La clave está en los estomas, esas aperturas microscópicas o poros por los que las plantas intercambian gases (el CO₂ de la fotosíntesis) y pierden agua a través de la transpiración, cuenta Armando Albert, investigador del Consejo Superior de Investigaciones Científicas (CSIC). Ha sido analizando la manera en que la planta regula esos microporos lo que ha inspirado al equipo de Albert en el desarrollo de una molécula a la que han llamado cianobactina invertida (iCB). «Hemos logrado que esta molécula realice la misma función que la hormona que cierra de modo natural los estomas», explica el científico del Instituto de Química Física Blas Carrera (IQF-CSIC). ¿Y qué han conseguido con eso? «Pues que la planta ahorre agua, que deje de realizar la evaporación y que, por tanto, no se deshidrate tan fácilmente», señala.

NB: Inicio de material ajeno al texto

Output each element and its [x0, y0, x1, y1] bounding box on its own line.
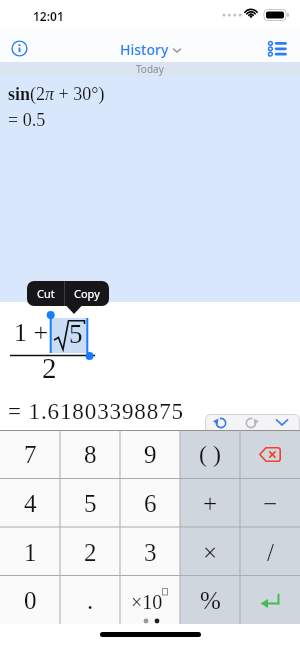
- button[interactable]: ( ): [180, 430, 240, 479]
- button[interactable]: Cut: [27, 281, 64, 306]
- staticText: 1 +: [14, 318, 49, 347]
- staticText: 7: [24, 441, 37, 469]
- staticText: History: [120, 40, 169, 59]
- button[interactable]: 3: [120, 528, 180, 577]
- staticText: 1: [24, 539, 37, 567]
- button[interactable]: ×10: [120, 577, 180, 624]
- button[interactable]: +: [180, 479, 240, 528]
- button[interactable]: 8: [60, 430, 120, 479]
- staticText: = 0.5: [8, 110, 46, 130]
- staticText: Copy: [74, 286, 100, 301]
- staticText: 4: [24, 490, 37, 518]
- staticText: 5: [69, 319, 83, 349]
- staticText: 9: [144, 441, 157, 469]
- button[interactable]: [268, 414, 300, 430]
- button[interactable]: 7: [0, 430, 60, 479]
- staticText: /: [267, 539, 274, 567]
- button[interactable]: [205, 414, 236, 430]
- button[interactable]: [240, 577, 300, 624]
- button[interactable]: [240, 430, 300, 479]
- staticText: +: [203, 490, 218, 518]
- button[interactable]: 4: [0, 479, 60, 528]
- button[interactable]: History: [120, 40, 181, 59]
- button[interactable]: .: [60, 577, 120, 624]
- staticText: Cut: [37, 286, 55, 301]
- staticText: −: [263, 490, 278, 518]
- staticText: 6: [144, 490, 157, 518]
- staticText: = 1.61803398875: [8, 399, 184, 424]
- staticText: %: [200, 587, 221, 615]
- button[interactable]: 6: [120, 479, 180, 528]
- button[interactable]: 0: [0, 577, 60, 624]
- button[interactable]: [11, 40, 28, 57]
- button[interactable]: [236, 414, 268, 430]
- button[interactable]: 2: [60, 528, 120, 577]
- staticText: 0: [24, 587, 37, 615]
- staticText: 3: [144, 539, 157, 567]
- staticText: ×: [203, 539, 218, 567]
- button[interactable]: %: [180, 577, 240, 624]
- button[interactable]: [268, 41, 288, 57]
- staticText: 2: [84, 539, 97, 567]
- staticText: 5: [84, 490, 97, 518]
- staticText: 12:01: [33, 8, 64, 24]
- staticText: ( ): [199, 441, 221, 468]
- button[interactable]: /: [240, 528, 300, 577]
- button[interactable]: ×: [180, 528, 240, 577]
- button[interactable]: Copy: [65, 281, 109, 306]
- button[interactable]: 5: [60, 479, 120, 528]
- staticText: ×10: [131, 591, 163, 613]
- staticText: 2: [42, 352, 57, 384]
- button[interactable]: 1: [0, 528, 60, 577]
- staticText: Today: [136, 62, 164, 76]
- button[interactable]: −: [240, 479, 300, 528]
- button[interactable]: 9: [120, 430, 180, 479]
- staticText: sin(2π + 30°): [8, 84, 105, 104]
- staticText: 8: [84, 441, 97, 469]
- staticText: .: [87, 587, 94, 615]
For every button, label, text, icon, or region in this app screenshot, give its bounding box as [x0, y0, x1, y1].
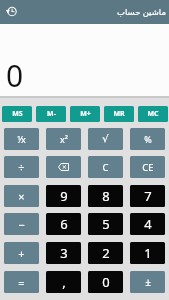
button[interactable]: 2 [88, 242, 123, 264]
button[interactable]: M- [36, 106, 66, 122]
staticText: ÷ [18, 160, 25, 175]
staticText: M- [47, 109, 56, 119]
button[interactable]: 4 [130, 213, 165, 235]
staticText: − [18, 217, 25, 232]
button[interactable]: MS [2, 106, 32, 122]
staticText: 1 [144, 244, 152, 262]
button[interactable]: 6 [46, 213, 81, 235]
button[interactable]: × [4, 185, 39, 207]
button[interactable]: 7 [130, 185, 165, 207]
staticText: = [18, 275, 25, 290]
staticText: 0 [6, 55, 24, 96]
button[interactable]: x² [46, 128, 81, 150]
staticText: x² [60, 133, 68, 145]
staticText: C [102, 161, 109, 174]
button[interactable]: CE [130, 156, 165, 178]
button[interactable]: √ [88, 128, 123, 150]
button[interactable] [46, 156, 81, 178]
staticText: MR [113, 109, 125, 119]
staticText: 8 [102, 187, 110, 205]
staticText: × [18, 189, 25, 204]
button[interactable]: ⅟x [4, 128, 39, 150]
button[interactable]: M+ [70, 106, 100, 122]
staticText: 6 [60, 215, 68, 233]
staticText: % [144, 133, 152, 145]
button[interactable]: 0 [88, 271, 123, 293]
staticText: 4 [144, 215, 152, 233]
button[interactable]: MR [104, 106, 134, 122]
staticText: 2 [102, 244, 110, 262]
staticText: 3 [60, 244, 68, 262]
staticText: + [18, 246, 25, 261]
button[interactable]: ± [130, 271, 165, 293]
button[interactable]: 8 [88, 185, 123, 207]
staticText: ماشين حساب [117, 6, 166, 18]
staticText: , [62, 273, 66, 291]
staticText: ⅟x [17, 133, 26, 145]
button[interactable]: 3 [46, 242, 81, 264]
button[interactable]: ÷ [4, 156, 39, 178]
button[interactable]: MC [138, 106, 168, 122]
staticText: CE [142, 161, 154, 174]
button[interactable]: ماشين حساب [0, 0, 169, 24]
button[interactable]: 9 [46, 185, 81, 207]
staticText: 7 [144, 187, 152, 205]
button[interactable]: 1 [130, 242, 165, 264]
button[interactable]: 5 [88, 213, 123, 235]
button[interactable]: = [4, 271, 39, 293]
button[interactable]: , [46, 271, 81, 293]
staticText: √ [102, 133, 109, 145]
staticText: M+ [80, 109, 91, 119]
button[interactable]: % [130, 128, 165, 150]
staticText: 5 [102, 215, 110, 233]
button[interactable]: C [88, 156, 123, 178]
staticText: 9 [60, 187, 68, 205]
button[interactable]: + [4, 242, 39, 264]
button[interactable]: − [4, 213, 39, 235]
staticText: 0 [102, 273, 110, 291]
staticText: MS [12, 109, 23, 119]
staticText: ± [145, 275, 151, 289]
staticText: MC [147, 109, 159, 119]
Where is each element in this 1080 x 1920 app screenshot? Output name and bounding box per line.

«El resultado es espectacular», afirma rotundo Albert, en conversación con este diario. La molécula ha sido aplicada, mediante un espray, sobre las hojas de tomateras, vides y trigo y las plantas tratadas han mostrado una resistencia óptima a la sequía severa, «sin comprometer la realización de la fotosíntesis, lo que les permite mantener su productividad«, subraya. Los resultados se han publicado esta semana en una de las revistas punteras de la ciencia de plantas, ‘Molecular Plant’, y han sido patentados por el CSIC en colaboración con la empresa gallega GalChimia y la Universitat Politècnica de València (UPV).
«El hallazgo supone un hito en la lucha contra los efectos del cambio climático en la agricultura», defiende el CSIC. Lo que proponen los investigadores que han creado la molécula iCB es que las plantas solo se rocíen con esta sustancia cuando sea necesario. «Evidentemente, cuando no se dé una situación de sequía, no será necesario el tratamiento, de manera que si un agricultor no dispone de riego en un momento dado, podrá aplicar la molécula puntualmente en función del estrés hídrico de sus cultivos«, observa el científico.
Plantación de de tomates cherry de la empresa Agrícola Meya, situada en el núcleo de Joanet, en Arbúcies (Girona). / Agrícola Meya
La fitohormona que ha inspirado el desarrollo de la iCB es el ácido abscísico (ABA), que ayuda a las plantas a soportar condiciones de frío, salinidad y calor extremo. «Nuestra molécula, además de regular la transpiración, también activa la expresión de numerosos genes de adaptación al estrés hídrico, por ejemplo, los que sintetizan moléculas protectoras como prolina y rafinosa», añade el coautor del estudio Pedro Luis Rodríguez, investigador en el Instituto de Biología Molecular y Celular de Plantas (IBMCP), adscrito también al CSIC y a la UPV. «Estudios preliminares en trigo y vid sugieren que esta molécula podría ser también activa en otras plantas de cosecha», apunta Rodríguez.
Además, el compuesto desarrollado por el CSIC activa otros receptores de ABA, como la que se da en la raíz de la planta, de manera que estimula el crecimiento hacia la humedad y la protección de la raíz en sequía. «La principal ventaja de esta nueva molécula es que no requiere de manipulación genética de las plantas tratadas, lo que la hace compatible con cultivos convencionales y evita las barreras regulatorias y sociales que existen respecto a los organismos genéticamente modificados», remarca finalmente Albert.
El investigador reconoce, sin embargo, que su trabajo no ha incluido «estudios toxicológicos», que deberán llevar a cabo, llegado el caso, las empresas o entidades que decidan dar el salto y comercializar la molécula patentada. «Hay que ver cómo termina su fijación en campo y ver cómo afecta a abejas, pájaros o peces, entre otros», señala, antes de que constatar que «si el producto no resulta dañino para las plantas con las que se ha trabajado, es posible que tampoco lo sea para estas especies animales».